Une société qui ne se reconnaît plus :
Dominique de Villepin a suscité de l'irritation, voire de la moquerie lorsqu'il a évoqué "une situation révolutionnaire" en France. On perçoit bien, chez lui, le syndrome du "Levez-vous, orages désirés" mais il n'empêche. Le contraste était saisissant - au-delà des séquestrations multipliées et choquantes - entre le discours politique classique, pertinent et mesuré et les scènes largement médiatisées du saccage de la sous-préfecture de Compiègne et d'une partie de leur usine de Clairoix par des salariés de Continental en rage. Entre les réponses rationnelles et, selon lui, rassurantes du Premier ministre sur France Inter et le sac frénétique opéré la veille par des hommes en colère qui se vantaient de n'être plus "des moutons mais des lions" (Le Parisien)
Des images d'un autre monde :
J'avoue que, sur France2 notamment, les images de cette dévastation accomplie avec méthode et sans l'ombre d'une réticence puis les explications vindicatives et satisfaites d'un délégué syndical étaient propres à susciter plus que l'étonnement du téléspectateur : sa stupéfaction indignée devant des séquences qui semblaient relever d'un autre monde que le nôtre. Pourquoi pas en 1792, avec la mise à sac des Tuileriez racontée par les historiens ?
Jamais autant qu'au cours de cette vision - anéantissement des choses quasiment en direct ! -, je n'ai éprouvé la sensation non pas de l'impuissance du politique mais de sa totale inadaptation au surgissement sombre et violent des profondeurs sociales et collectives.
la démarche politique, par elle-même, quelle que soit la nature de sa substance, cherche à offrir de la lumière, de l'intelligible et du sens. Elle a conscience de ses limites et de ses forces. Elle rêve de rendre le nécessaire possible mais ne s'illusionne pas. Elle tente de gouverner le chaos imprévisible et de mettre de l'ordre et de la cohérence là où la multitude désespérée, légitimement ou non, a créé parfois de la confusion et du bouleversement. C'est cette aspiration de la politique à maîtriser les pulsions douteuses qui généralement conduit à écarter du jeu traditionnel les mouvances extrêmes qui introduisent, elles, le trouvle et l'instinct pour bénéficier, dans l'espace public, d'une part spontanée, voire délétère.
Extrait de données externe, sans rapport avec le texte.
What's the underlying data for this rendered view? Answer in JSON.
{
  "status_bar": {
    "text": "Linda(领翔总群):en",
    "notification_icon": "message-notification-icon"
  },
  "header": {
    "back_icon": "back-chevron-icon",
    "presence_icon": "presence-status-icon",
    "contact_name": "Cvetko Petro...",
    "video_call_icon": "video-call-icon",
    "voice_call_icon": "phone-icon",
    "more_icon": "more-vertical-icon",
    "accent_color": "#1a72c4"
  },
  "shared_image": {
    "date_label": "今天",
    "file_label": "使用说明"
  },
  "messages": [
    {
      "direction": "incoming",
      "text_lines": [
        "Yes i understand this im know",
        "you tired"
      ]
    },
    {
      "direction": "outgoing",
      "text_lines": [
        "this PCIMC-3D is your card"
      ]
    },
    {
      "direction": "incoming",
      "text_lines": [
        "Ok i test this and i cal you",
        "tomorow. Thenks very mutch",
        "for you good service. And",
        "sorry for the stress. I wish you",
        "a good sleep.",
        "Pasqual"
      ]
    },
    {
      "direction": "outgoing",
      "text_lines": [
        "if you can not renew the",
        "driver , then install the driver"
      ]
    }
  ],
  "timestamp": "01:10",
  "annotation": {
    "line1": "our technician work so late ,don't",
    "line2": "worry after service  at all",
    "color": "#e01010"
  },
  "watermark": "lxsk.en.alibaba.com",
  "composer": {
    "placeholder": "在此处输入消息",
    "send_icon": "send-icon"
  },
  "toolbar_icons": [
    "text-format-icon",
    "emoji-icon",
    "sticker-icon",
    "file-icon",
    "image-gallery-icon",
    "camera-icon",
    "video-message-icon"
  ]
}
La volonté de lumière contre les dérives d'une société qui hurle sa détresse par des actes et des comportements qui deviennent presque l'expression immédiate d'une contestation. On n'attend même plus d'avoir épuisé tout ce qui pourrait ressembler au langage naturel d'une démocratie. On passe d'emblée à la rupture radicale comme s'il y avait une forme d'insupportable connivence dans le moindre dialogue civilisé, dans la possible compréhension de l'autre et dans l'éventuelle présomption de bonne foi de l'Etat et des entreprises directement concernées. Le pire est à présumer sans cesse et il y a comme une tentation de l'intolérable à laquelle on ne désire plus résister. Au contraire, on s'y abandonne, parce qu'on a mal socialement, pour faire mal. Devant de telles fatalités qui sont bien plus que le lot de la modernité - mais l'outrance douloureuse et fièrement incontrôlée d'un monde qui ne se reconnaît plus dans le visage familier de la République et de ses règles - que peuvent les propos même les plus sensés ? Lorsque le Premier ministre évoque l'importance du dialogue social et le fait que ce gouvernement a reçu plus que tout autre les syndicats, il a raison mais cette raison n'est plus audible parce qu'un discours globalement lucide n'a plus aucune incidence sur les catastrophes singulières qui jalonnent aujourd'hui notre chemin démocratique. Les généralités s'effondrent, négligées, méprisées, sous les coups d'un malheur collectif qui privatise ses modalités de ressentiment.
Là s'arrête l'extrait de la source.